China Akan Bertindak Tegas Terhadap Penyalahgunaan Teknologi AI
Beijing (BERITA HARIAN ONLINE) – China berencana untuk mengambil tindakan tegas terhadap penyalahgunaan teknologi kecerdasan buatan (AI) melalui kampanye yang akan dilakukan dalam dua fase.
Menurut pengumuman yang dikeluarkan oleh Kantor Komisi Urusan Ruang Siber Pusat (Central Cyberspace Affairs Commission) dan dipublikasikan pada Rabu (30/4), fase pertama kampanye ini akan berfokus pada penguatan pengelolaan sumber daya terkait, termasuk penghapusan aplikasi AI yang tidak berizin.
Fase ini juga akan meningkatkan regulasi terhadap konten yang dihasilkan oleh AI dan teknologi terkait serta mendorong platform daring untuk meningkatkan kemampuan mereka dalam mengidentifikasi dan memverifikasi pelanggaran.
Fase kedua akan menargetkan masalah spesifik seperti penggunaan AI untuk membuat dan menyebarkan rumor, informasi palsu, konten yang tidak senonoh, peniruan identitas, serta kasus “perundungan atau provokasi daring” (internet trolling).

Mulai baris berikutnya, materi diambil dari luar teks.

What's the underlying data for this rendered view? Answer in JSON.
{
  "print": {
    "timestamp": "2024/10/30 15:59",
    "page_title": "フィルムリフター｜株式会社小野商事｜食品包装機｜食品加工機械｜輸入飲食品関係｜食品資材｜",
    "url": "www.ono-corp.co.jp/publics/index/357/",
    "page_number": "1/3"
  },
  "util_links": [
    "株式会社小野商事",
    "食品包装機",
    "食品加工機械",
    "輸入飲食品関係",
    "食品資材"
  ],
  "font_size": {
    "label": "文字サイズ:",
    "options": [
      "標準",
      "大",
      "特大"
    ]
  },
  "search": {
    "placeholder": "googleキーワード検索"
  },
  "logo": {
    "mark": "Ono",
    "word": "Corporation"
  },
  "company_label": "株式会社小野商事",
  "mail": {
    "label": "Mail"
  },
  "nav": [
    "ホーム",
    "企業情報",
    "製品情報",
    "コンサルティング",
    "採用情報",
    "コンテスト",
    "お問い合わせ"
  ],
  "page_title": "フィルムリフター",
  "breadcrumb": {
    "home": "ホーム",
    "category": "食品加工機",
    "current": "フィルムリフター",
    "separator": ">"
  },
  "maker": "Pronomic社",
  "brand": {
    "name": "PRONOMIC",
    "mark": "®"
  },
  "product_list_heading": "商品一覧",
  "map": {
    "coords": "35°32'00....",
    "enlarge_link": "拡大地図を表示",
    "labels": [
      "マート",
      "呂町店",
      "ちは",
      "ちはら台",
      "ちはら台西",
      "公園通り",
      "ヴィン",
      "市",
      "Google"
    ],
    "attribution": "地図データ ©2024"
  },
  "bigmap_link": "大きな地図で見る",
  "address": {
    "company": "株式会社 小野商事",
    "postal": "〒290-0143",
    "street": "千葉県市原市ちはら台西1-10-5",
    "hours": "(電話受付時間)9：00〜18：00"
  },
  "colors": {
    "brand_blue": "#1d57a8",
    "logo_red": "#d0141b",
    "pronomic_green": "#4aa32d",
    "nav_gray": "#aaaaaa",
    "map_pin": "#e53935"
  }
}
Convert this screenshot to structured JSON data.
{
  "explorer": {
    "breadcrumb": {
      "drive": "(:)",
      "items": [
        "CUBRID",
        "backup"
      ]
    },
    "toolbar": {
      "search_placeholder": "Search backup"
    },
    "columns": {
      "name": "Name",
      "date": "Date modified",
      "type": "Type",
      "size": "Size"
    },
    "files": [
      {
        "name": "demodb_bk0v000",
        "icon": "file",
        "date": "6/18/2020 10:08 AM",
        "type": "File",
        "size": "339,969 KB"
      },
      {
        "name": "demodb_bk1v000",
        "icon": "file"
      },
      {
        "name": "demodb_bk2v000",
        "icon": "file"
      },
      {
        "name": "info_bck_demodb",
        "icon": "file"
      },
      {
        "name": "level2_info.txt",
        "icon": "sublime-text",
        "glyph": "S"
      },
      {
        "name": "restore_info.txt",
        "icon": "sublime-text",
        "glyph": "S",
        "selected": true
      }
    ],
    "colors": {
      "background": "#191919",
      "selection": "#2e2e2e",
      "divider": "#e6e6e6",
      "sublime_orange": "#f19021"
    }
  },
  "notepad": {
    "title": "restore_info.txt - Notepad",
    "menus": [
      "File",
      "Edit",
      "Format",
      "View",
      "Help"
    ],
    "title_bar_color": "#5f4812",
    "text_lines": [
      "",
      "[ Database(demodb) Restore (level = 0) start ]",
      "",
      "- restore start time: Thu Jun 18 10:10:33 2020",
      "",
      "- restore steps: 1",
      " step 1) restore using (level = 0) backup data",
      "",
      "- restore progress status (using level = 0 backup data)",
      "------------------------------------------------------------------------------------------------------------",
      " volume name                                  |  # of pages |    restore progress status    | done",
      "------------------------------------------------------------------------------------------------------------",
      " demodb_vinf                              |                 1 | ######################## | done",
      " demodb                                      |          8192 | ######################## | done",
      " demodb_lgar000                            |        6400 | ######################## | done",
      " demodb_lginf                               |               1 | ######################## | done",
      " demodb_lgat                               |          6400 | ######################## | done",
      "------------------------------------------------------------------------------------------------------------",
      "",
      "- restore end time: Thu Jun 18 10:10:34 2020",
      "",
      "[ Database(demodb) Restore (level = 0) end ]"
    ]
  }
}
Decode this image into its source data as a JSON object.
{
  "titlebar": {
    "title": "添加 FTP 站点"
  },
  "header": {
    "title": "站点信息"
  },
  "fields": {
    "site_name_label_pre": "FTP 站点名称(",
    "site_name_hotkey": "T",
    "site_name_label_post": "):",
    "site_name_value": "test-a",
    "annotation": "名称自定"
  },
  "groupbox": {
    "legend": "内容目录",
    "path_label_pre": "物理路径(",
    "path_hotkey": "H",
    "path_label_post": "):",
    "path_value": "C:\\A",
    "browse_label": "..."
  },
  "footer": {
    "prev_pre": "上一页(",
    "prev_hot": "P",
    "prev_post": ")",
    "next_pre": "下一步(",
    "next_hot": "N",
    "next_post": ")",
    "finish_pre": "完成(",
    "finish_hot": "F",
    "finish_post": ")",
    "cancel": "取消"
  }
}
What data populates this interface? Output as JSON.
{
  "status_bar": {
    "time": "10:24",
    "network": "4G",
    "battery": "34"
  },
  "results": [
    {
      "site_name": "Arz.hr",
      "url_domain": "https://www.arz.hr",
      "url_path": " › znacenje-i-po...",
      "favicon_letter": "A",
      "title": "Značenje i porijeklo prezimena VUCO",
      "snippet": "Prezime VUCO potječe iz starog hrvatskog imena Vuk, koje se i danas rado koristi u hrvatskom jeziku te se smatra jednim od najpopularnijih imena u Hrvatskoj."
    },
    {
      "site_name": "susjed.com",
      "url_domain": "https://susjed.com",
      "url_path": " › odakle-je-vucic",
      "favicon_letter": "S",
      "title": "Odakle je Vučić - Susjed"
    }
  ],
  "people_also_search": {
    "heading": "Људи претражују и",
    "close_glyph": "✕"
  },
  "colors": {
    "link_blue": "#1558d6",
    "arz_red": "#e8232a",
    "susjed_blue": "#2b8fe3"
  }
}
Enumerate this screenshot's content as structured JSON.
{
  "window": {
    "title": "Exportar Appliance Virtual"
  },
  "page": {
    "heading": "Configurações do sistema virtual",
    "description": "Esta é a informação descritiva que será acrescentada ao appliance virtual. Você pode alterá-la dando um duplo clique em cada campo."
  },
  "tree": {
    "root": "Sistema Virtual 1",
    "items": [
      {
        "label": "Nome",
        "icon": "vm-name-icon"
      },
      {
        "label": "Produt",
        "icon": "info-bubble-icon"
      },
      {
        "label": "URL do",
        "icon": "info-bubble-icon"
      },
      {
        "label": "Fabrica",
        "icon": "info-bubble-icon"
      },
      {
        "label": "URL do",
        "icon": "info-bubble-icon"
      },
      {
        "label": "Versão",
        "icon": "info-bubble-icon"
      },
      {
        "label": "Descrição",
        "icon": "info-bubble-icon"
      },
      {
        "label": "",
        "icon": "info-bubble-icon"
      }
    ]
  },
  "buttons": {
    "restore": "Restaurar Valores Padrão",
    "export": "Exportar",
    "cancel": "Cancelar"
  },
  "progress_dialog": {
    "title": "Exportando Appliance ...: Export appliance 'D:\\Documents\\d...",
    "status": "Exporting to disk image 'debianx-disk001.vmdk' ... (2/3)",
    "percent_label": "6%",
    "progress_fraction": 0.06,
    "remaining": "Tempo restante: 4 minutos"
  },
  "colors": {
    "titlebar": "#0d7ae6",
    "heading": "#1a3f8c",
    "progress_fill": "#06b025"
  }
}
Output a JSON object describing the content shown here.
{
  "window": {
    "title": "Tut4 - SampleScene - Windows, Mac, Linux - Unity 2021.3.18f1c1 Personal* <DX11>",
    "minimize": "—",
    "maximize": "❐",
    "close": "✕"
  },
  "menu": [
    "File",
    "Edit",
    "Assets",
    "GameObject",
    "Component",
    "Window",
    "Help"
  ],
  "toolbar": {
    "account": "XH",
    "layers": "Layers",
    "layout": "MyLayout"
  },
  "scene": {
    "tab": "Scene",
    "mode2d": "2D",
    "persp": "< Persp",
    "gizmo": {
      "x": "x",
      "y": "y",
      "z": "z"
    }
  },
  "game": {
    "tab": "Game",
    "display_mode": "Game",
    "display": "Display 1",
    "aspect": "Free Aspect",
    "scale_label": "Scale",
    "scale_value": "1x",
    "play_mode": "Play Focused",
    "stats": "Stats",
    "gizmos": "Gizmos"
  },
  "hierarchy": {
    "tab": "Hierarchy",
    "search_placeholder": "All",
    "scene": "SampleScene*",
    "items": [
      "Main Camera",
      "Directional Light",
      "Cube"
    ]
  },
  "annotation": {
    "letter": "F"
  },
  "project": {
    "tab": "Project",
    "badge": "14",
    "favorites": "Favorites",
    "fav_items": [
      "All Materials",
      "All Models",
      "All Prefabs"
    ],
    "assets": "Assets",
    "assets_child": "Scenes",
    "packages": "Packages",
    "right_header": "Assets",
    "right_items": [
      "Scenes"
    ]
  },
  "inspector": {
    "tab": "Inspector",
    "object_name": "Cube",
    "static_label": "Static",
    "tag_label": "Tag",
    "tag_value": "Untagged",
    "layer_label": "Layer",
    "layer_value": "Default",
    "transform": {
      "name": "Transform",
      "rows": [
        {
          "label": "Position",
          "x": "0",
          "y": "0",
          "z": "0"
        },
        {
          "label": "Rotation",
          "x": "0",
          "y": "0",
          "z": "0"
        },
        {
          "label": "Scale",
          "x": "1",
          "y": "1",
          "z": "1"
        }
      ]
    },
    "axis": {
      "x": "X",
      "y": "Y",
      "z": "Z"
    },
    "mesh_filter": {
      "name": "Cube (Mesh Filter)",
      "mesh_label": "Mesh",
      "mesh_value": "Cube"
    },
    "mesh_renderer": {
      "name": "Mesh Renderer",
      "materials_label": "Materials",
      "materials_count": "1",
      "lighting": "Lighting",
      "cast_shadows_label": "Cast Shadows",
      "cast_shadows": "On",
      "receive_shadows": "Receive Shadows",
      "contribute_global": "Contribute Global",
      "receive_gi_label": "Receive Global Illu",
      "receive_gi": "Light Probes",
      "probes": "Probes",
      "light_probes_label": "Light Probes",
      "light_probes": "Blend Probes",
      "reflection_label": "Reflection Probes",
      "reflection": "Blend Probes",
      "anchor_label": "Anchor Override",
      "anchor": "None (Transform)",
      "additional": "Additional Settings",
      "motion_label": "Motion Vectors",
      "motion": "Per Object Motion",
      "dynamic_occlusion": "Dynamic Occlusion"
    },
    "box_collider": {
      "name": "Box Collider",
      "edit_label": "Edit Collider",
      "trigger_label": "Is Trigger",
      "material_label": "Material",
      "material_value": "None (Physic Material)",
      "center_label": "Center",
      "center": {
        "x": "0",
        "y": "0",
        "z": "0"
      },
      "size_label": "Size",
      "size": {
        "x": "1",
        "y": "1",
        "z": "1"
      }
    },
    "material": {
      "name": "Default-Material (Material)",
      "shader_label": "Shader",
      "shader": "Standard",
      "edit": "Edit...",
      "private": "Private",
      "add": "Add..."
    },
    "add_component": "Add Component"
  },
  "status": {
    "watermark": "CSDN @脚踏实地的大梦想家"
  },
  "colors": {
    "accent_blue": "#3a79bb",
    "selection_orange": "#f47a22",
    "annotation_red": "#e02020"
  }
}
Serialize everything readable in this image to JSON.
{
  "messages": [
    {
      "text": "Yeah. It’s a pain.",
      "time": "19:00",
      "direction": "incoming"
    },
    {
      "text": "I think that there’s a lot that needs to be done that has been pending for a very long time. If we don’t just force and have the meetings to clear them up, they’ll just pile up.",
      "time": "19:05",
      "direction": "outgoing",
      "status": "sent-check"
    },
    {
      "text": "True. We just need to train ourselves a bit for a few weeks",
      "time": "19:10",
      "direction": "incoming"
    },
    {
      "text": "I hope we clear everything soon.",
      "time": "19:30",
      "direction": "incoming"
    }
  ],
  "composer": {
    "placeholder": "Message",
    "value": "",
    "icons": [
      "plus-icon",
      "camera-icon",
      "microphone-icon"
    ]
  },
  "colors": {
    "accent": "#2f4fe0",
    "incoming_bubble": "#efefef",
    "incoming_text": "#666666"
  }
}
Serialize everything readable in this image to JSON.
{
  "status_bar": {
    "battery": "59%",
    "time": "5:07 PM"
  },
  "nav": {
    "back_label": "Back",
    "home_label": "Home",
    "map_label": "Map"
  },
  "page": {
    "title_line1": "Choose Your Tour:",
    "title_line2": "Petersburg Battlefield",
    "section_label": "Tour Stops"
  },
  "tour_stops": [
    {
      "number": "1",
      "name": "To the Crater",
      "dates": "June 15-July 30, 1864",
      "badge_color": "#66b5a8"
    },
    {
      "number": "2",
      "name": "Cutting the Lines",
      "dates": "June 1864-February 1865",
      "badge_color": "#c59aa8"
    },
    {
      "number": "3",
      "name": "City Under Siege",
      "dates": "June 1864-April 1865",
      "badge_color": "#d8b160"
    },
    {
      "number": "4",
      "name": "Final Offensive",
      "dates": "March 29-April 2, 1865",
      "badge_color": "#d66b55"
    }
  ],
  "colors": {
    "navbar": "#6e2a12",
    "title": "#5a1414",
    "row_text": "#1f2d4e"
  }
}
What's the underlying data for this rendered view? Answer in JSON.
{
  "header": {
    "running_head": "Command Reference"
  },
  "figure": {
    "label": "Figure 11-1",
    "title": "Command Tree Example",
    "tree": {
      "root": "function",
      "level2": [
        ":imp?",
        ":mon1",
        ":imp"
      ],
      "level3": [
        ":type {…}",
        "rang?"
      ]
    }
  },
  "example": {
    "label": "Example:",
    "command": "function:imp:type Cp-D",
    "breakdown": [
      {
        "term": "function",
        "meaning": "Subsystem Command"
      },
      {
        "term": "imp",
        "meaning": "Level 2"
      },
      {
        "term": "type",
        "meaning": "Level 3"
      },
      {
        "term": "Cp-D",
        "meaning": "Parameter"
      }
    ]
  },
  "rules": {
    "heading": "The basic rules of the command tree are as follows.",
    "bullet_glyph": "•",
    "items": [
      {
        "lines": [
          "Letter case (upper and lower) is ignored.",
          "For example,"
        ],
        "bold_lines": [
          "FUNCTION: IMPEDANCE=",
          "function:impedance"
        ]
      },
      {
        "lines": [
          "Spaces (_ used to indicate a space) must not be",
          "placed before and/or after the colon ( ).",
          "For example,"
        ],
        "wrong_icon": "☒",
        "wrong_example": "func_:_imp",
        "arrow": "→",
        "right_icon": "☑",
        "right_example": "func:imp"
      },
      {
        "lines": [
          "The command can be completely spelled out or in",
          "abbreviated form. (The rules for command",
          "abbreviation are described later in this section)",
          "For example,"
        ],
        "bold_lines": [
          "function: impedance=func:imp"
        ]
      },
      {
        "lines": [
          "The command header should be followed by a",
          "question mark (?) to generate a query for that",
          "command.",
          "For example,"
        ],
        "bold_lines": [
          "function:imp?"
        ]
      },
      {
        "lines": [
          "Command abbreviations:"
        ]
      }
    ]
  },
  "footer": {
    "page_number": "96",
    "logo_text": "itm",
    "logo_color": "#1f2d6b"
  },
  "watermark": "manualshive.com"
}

Fase ini juga akan difokuskan pada penghapusan konten ilegal dan berbahaya serta memberikan sanksi terhadap pelanggaran yang dilakukan oleh akun-akun terkait, organisasi jaringan multisaluran (multi-channel network/MCN), dan berbagai platform daring, seperti yang disebutkan dalam pengumuman tersebut.